Entretien

Marion Laval-Jeantet : « L’expérience psychotrope a des dimensions cryptiques »

Par Bénédicte Ramade · L'ŒIL

Le 18 février 2013 - 531 mots

Marion Laval-Jeantet, artiste et tête pensante d’Art Orienté Objet avec Benoît Mangin, raconte son expérience psychotrope extrême menée en Afrique.

Bénédicte Ramade : Vous avez fait l’expérience de l’iboga au Gabon, quels sont les effets de cette plante ?
Marion Laval-Jeantet : Pour les Gabonais, l’iboga est une plante sacrée à l’origine d’un rite hérité des Pygmées : le Bwiti. Ce nom dit tout, en fait, car il est construit du verbe mitsogho boêté qui veut dire littéralement « sortir le noyau de sa gangue ». C’est-à-dire que les initiés ingèrent la racine broyée de ce bois sacré pour provoquer un coma au cours duquel l’esprit fera un voyage hors du corps. Le « noyau » sort de sa gangue corporelle. C’est une expérience qui, si elle est bien menée, est assez forte et violente, car on est censé y expérimenter une approche de la mort, ce que le New Age appellerait un voyage astral.
Personnellement, je l’ai subie deux fois, dans les deux rites qui existent, et j’ai l’impression d’être allée assez loin dans ce voyage initiatique.

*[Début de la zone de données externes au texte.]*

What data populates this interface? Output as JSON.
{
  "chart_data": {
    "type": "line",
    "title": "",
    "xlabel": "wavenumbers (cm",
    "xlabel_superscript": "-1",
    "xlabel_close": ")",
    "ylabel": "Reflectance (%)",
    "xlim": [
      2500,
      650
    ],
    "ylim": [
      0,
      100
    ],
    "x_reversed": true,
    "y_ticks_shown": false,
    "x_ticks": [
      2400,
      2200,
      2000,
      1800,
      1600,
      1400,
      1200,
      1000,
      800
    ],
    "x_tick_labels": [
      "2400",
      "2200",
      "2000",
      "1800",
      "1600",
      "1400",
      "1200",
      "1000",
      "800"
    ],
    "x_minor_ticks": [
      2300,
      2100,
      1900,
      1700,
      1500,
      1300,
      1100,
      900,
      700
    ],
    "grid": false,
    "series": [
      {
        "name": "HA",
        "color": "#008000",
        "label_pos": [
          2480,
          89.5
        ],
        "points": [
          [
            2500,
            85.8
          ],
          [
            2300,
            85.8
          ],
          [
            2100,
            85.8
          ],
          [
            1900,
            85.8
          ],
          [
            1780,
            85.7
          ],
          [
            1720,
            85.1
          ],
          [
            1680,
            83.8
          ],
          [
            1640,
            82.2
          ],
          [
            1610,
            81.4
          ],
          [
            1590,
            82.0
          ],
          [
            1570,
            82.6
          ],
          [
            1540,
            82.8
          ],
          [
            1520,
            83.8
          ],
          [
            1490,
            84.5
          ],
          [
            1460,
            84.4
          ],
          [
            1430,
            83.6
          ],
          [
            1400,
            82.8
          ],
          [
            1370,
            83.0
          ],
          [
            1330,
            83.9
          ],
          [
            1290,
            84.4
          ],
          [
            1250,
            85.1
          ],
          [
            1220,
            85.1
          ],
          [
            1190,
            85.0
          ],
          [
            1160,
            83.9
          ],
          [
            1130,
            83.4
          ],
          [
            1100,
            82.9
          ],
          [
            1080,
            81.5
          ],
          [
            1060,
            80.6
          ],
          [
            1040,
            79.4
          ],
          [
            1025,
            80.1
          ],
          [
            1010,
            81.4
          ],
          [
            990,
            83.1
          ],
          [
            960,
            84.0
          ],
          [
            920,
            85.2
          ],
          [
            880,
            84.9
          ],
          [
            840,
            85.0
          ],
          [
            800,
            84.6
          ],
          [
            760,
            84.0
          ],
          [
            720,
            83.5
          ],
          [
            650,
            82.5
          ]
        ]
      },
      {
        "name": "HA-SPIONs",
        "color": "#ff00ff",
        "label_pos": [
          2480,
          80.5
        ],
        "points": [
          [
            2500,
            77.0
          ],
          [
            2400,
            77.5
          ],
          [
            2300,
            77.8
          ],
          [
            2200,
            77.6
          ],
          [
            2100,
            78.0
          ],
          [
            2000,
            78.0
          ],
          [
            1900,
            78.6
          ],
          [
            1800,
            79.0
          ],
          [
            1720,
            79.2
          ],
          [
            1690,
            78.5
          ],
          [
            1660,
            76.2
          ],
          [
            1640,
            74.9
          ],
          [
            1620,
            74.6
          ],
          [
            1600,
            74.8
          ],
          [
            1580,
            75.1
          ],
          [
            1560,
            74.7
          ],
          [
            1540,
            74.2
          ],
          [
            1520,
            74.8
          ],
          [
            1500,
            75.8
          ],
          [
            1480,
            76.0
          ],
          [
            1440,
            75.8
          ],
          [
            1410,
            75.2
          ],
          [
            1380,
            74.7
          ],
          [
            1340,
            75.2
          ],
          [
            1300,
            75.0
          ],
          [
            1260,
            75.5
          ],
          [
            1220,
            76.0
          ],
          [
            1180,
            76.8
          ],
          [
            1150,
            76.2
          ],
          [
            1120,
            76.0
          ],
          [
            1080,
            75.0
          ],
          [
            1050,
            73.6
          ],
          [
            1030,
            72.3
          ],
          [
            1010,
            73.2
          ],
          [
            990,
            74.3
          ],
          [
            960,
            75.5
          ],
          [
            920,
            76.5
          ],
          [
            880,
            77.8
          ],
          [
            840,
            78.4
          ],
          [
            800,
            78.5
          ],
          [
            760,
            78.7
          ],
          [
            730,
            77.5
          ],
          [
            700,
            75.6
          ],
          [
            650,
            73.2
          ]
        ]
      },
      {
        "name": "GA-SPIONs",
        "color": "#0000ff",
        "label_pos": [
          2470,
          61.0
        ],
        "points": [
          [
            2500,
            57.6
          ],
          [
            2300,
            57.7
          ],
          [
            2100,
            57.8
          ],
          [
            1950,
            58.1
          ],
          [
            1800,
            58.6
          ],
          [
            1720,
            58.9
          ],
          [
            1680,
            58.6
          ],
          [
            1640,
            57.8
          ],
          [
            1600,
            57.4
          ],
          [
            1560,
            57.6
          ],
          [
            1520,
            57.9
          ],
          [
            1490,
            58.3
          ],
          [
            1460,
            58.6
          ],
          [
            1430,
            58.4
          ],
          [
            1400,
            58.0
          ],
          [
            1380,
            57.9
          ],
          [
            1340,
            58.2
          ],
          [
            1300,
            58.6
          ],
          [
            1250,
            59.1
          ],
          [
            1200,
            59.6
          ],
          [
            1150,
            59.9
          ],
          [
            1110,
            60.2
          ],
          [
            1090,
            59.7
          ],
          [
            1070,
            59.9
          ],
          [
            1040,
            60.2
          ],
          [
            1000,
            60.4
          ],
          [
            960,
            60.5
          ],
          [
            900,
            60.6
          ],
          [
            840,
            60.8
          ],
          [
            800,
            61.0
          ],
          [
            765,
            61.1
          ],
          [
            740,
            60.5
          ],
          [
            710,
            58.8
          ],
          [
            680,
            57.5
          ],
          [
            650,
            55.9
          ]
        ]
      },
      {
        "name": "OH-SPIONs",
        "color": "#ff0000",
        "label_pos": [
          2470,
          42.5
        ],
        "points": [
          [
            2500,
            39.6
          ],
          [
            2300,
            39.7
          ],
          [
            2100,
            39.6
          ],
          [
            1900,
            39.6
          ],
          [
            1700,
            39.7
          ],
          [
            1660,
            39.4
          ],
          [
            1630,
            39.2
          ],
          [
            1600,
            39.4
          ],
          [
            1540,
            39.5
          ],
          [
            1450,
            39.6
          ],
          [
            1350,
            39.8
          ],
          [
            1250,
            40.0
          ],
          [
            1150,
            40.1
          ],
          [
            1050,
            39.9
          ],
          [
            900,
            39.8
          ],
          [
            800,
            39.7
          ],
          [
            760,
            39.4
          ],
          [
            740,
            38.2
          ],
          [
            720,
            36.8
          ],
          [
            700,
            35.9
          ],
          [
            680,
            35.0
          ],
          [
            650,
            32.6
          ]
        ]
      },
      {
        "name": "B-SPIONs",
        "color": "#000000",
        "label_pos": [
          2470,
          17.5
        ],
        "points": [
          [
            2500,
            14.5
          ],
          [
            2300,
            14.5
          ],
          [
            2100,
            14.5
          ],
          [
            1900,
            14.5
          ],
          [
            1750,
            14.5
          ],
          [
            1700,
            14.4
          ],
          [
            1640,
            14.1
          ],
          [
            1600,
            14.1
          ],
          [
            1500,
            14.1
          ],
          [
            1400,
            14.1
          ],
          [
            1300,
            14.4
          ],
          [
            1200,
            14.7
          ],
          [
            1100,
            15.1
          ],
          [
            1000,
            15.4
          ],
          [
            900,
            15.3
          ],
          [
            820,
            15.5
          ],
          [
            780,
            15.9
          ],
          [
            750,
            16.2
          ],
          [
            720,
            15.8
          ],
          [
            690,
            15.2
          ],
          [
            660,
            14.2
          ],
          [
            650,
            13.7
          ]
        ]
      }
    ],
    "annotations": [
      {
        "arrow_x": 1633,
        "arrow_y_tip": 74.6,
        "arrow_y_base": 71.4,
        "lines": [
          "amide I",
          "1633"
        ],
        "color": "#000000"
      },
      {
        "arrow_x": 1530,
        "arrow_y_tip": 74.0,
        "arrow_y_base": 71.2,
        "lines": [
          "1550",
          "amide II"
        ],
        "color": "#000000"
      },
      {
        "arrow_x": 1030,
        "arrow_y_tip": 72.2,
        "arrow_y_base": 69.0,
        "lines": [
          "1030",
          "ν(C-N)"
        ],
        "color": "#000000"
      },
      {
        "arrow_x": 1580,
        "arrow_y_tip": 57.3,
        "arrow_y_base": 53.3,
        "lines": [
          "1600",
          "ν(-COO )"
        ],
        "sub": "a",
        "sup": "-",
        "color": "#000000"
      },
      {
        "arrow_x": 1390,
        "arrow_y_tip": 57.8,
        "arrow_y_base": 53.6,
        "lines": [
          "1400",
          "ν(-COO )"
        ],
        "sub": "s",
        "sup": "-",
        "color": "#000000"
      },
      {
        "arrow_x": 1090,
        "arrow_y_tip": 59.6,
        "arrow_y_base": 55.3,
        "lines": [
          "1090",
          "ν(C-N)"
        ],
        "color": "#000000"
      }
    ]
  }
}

Mais tous les cas existent : certains tombent dans un coma très long, d’autres prennent jusqu’à un litre de poudre sans décoller le moins du monde. Cela dit, une initiation est considérée comme réussie quand on est parti assez loin pour ramener des paroles de décédés ou d’esprit reconnus par le groupe.

B.R. : Avez-vous gardé des souvenirs concrets de ces expériences ?
M. L.-J. : Absolument, on n’oublie rien de sa nuit d’initiation. Comme si le corps mourait pour laisser l’esprit fonctionner au centuple et imprimer l’ensemble des visions qu’il reçoit. On ne perd jamais le contrôle de sa pensée dans l’iboga, c’est un psychotrope, mais on n’est pas dans l’hallucination aléatoire. En revanche, on perd complètement la capacité de bouger, de se lever, parfois même d’ouvrir les yeux. Le coma est plus ou moins lourd, avec une hyperconscience de son environnement.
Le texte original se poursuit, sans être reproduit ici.